Published online by Cambridge University Press: 05 June 2012
A View with no Room
Is the psychology of deduction about the few well-known laboratory tasks in which subjects are presented with logical puzzles and asked to solve them: the selection task, syllogisms, the suppression task, conditional reasoning, …? And if our capacity of deduction is not just for performing these tasks, what is it for? What everyday functions does it serve? How are theoretical analyses of deductive performance in these laboratory tasks related to analyses of other cognitive functions?

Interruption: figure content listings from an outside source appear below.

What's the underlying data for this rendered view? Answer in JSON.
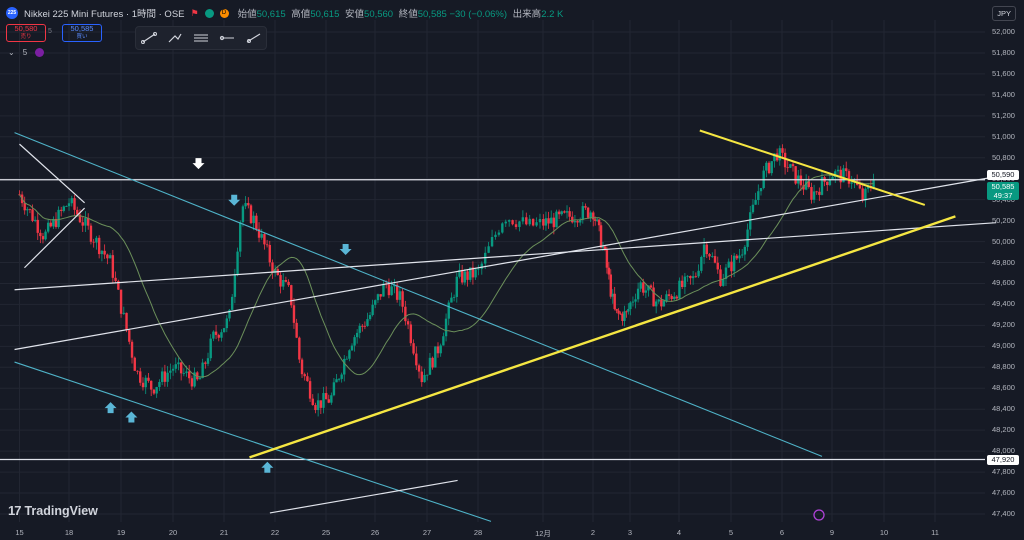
{
  "header": {
    "logo_text": "225",
    "title": "Nikkei 225 Mini Futures · 1時間 · OSE",
    "source_badge": "D",
    "ohlc": [
      {
        "k": "始値",
        "v": "50,615"
      },
      {
        "k": "高値",
        "v": "50,615"
      },
      {
        "k": "安値",
        "v": "50,560"
      },
      {
        "k": "終値",
        "v": "50,585"
      }
    ],
    "change": "−30 (−0.06%)",
    "volume_label": "出来高",
    "volume_value": "2.2 K"
  },
  "trade": {
    "sell_price": "50,580",
    "sell_label": "売り",
    "spread": "5",
    "buy_price": "50,585",
    "buy_label": "買い"
  },
  "indicator_toggle": "5",
  "currency": "JPY",
  "branding": "TradingView",
  "colors": {
    "background": "#161a25",
    "up": "#089981",
    "down": "#f23645",
    "ma": "#6b8f5a",
    "channel": "#4fb3c8",
    "support_yellow": "#f5e642",
    "white_line": "#e0e3eb",
    "arrow_blue": "#5ab6d6"
  },
  "chart_data": {
    "type": "candlestick",
    "symbol": "Nikkei 225 Mini Futures",
    "interval": "1時間",
    "y_axis": {
      "range": [
        47300,
        52100
      ],
      "ticks": [
        "52,000",
        "51,800",
        "51,600",
        "51,400",
        "51,200",
        "51,000",
        "50,800",
        "50,600",
        "50,400",
        "50,200",
        "50,000",
        "49,800",
        "49,600",
        "49,400",
        "49,200",
        "49,000",
        "48,800",
        "48,600",
        "48,400",
        "48,200",
        "48,000",
        "47,800",
        "47,600",
        "47,400"
      ]
    },
    "x_axis": {
      "ticks": [
        "15",
        "18",
        "19",
        "20",
        "21",
        "22",
        "25",
        "26",
        "27",
        "28",
        "12月",
        "2",
        "3",
        "4",
        "5",
        "6",
        "9",
        "10",
        "11"
      ]
    },
    "price_labels": [
      {
        "value": 50590,
        "text": "50,590",
        "style": "level"
      },
      {
        "value": 50585,
        "text": "50,585",
        "sub": "49:37",
        "style": "last"
      },
      {
        "value": 47920,
        "text": "47,920",
        "style": "level"
      }
    ],
    "anchor_path": [
      {
        "x": 0,
        "y": 50450
      },
      {
        "x": 0.5,
        "y": 50050
      },
      {
        "x": 1,
        "y": 50380
      },
      {
        "x": 1.8,
        "y": 49800
      },
      {
        "x": 2.3,
        "y": 48750
      },
      {
        "x": 2.6,
        "y": 48600
      },
      {
        "x": 3.0,
        "y": 48800
      },
      {
        "x": 3.5,
        "y": 48650
      },
      {
        "x": 3.8,
        "y": 49100
      },
      {
        "x": 4.1,
        "y": 49250
      },
      {
        "x": 4.35,
        "y": 50350
      },
      {
        "x": 4.6,
        "y": 50200
      },
      {
        "x": 5.0,
        "y": 49700
      },
      {
        "x": 5.3,
        "y": 49500
      },
      {
        "x": 5.5,
        "y": 48800
      },
      {
        "x": 5.8,
        "y": 48450
      },
      {
        "x": 6.1,
        "y": 48500
      },
      {
        "x": 6.5,
        "y": 49050
      },
      {
        "x": 6.9,
        "y": 49300
      },
      {
        "x": 7.2,
        "y": 49600
      },
      {
        "x": 7.5,
        "y": 49450
      },
      {
        "x": 7.9,
        "y": 48700
      },
      {
        "x": 8.2,
        "y": 48950
      },
      {
        "x": 8.6,
        "y": 49650
      },
      {
        "x": 9.0,
        "y": 49700
      },
      {
        "x": 9.4,
        "y": 50250
      },
      {
        "x": 9.8,
        "y": 50150
      },
      {
        "x": 10.2,
        "y": 50200
      },
      {
        "x": 10.6,
        "y": 50250
      },
      {
        "x": 11.0,
        "y": 50300
      },
      {
        "x": 11.3,
        "y": 49900
      },
      {
        "x": 11.6,
        "y": 49300
      },
      {
        "x": 11.9,
        "y": 49300
      },
      {
        "x": 12.2,
        "y": 49600
      },
      {
        "x": 12.6,
        "y": 49400
      },
      {
        "x": 13.0,
        "y": 49550
      },
      {
        "x": 13.3,
        "y": 49650
      },
      {
        "x": 13.5,
        "y": 50000
      },
      {
        "x": 13.8,
        "y": 49650
      },
      {
        "x": 14.2,
        "y": 49900
      },
      {
        "x": 14.6,
        "y": 50600
      },
      {
        "x": 14.9,
        "y": 50850
      },
      {
        "x": 15.3,
        "y": 50600
      },
      {
        "x": 15.6,
        "y": 50450
      },
      {
        "x": 16.0,
        "y": 50650
      },
      {
        "x": 16.4,
        "y": 50600
      },
      {
        "x": 16.6,
        "y": 50400
      },
      {
        "x": 16.8,
        "y": 50585
      }
    ],
    "drawings": {
      "horizontal_levels": [
        50590,
        47920
      ],
      "yellow_support": {
        "from": {
          "x": 4.5,
          "y": 47940
        },
        "to": {
          "x": 18.4,
          "y": 50240
        }
      },
      "yellow_resistance": {
        "from": {
          "x": 13.4,
          "y": 51060
        },
        "to": {
          "x": 17.8,
          "y": 50350
        }
      },
      "blue_channel_upper": {
        "from": {
          "x": -0.1,
          "y": 51040
        },
        "to": {
          "x": 15.8,
          "y": 47950
        }
      },
      "blue_channel_lower": {
        "from": {
          "x": -0.1,
          "y": 48850
        },
        "to": {
          "x": 9.2,
          "y": 47330
        }
      },
      "white_lines": [
        {
          "from": {
            "x": -0.1,
            "y": 49540
          },
          "to": {
            "x": 19.2,
            "y": 50180
          }
        },
        {
          "from": {
            "x": -0.1,
            "y": 48970
          },
          "to": {
            "x": 19.2,
            "y": 50620
          }
        },
        {
          "from": {
            "x": 4.9,
            "y": 47410
          },
          "to": {
            "x": 8.6,
            "y": 47720
          }
        },
        {
          "from": {
            "x": 0,
            "y": 50930
          },
          "to": {
            "x": 1.3,
            "y": 50370
          }
        },
        {
          "from": {
            "x": 0.1,
            "y": 49750
          },
          "to": {
            "x": 1.3,
            "y": 50320
          }
        }
      ],
      "arrows": [
        {
          "x": 3.5,
          "y": 50730,
          "dir": "down",
          "color": "white"
        },
        {
          "x": 4.2,
          "y": 50380,
          "dir": "down",
          "color": "blue"
        },
        {
          "x": 6.4,
          "y": 49910,
          "dir": "down",
          "color": "blue"
        },
        {
          "x": 1.8,
          "y": 48430,
          "dir": "up",
          "color": "blue"
        },
        {
          "x": 2.2,
          "y": 48340,
          "dir": "up",
          "color": "blue"
        },
        {
          "x": 4.85,
          "y": 47860,
          "dir": "up",
          "color": "blue"
        }
      ]
    }
  }
}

From the position of being absolutely central in the cognitive revolution, which was founded on conceptions of reasoning, computation and the analysis of language, the psychology of deduction has gone to being the deadbeat of cognitive psychology, pursued in a ghetto, surrounded by widespread scepticism as to whether human reasoning really happens outside the academy. “Isn't what we really do decision?” we increasingly often hear. Many eminent psychology departments do not teach courses on reasoning. Imagine such a psychology department (or indeed any psychology department) not teaching any courses on perception. Even where they do teach reasoning they are more likely to be focused on analogical reasoning, thought of as a kind of reasoning at the opposite end of some dimension of certainty from deduction.
We believe that the reason for this ghettoisation can be traced to a series of assumptions which we will consider shortly. We will argue that the way out of the ghetto is to drop these assumptions, none of which bears scrutiny anyway.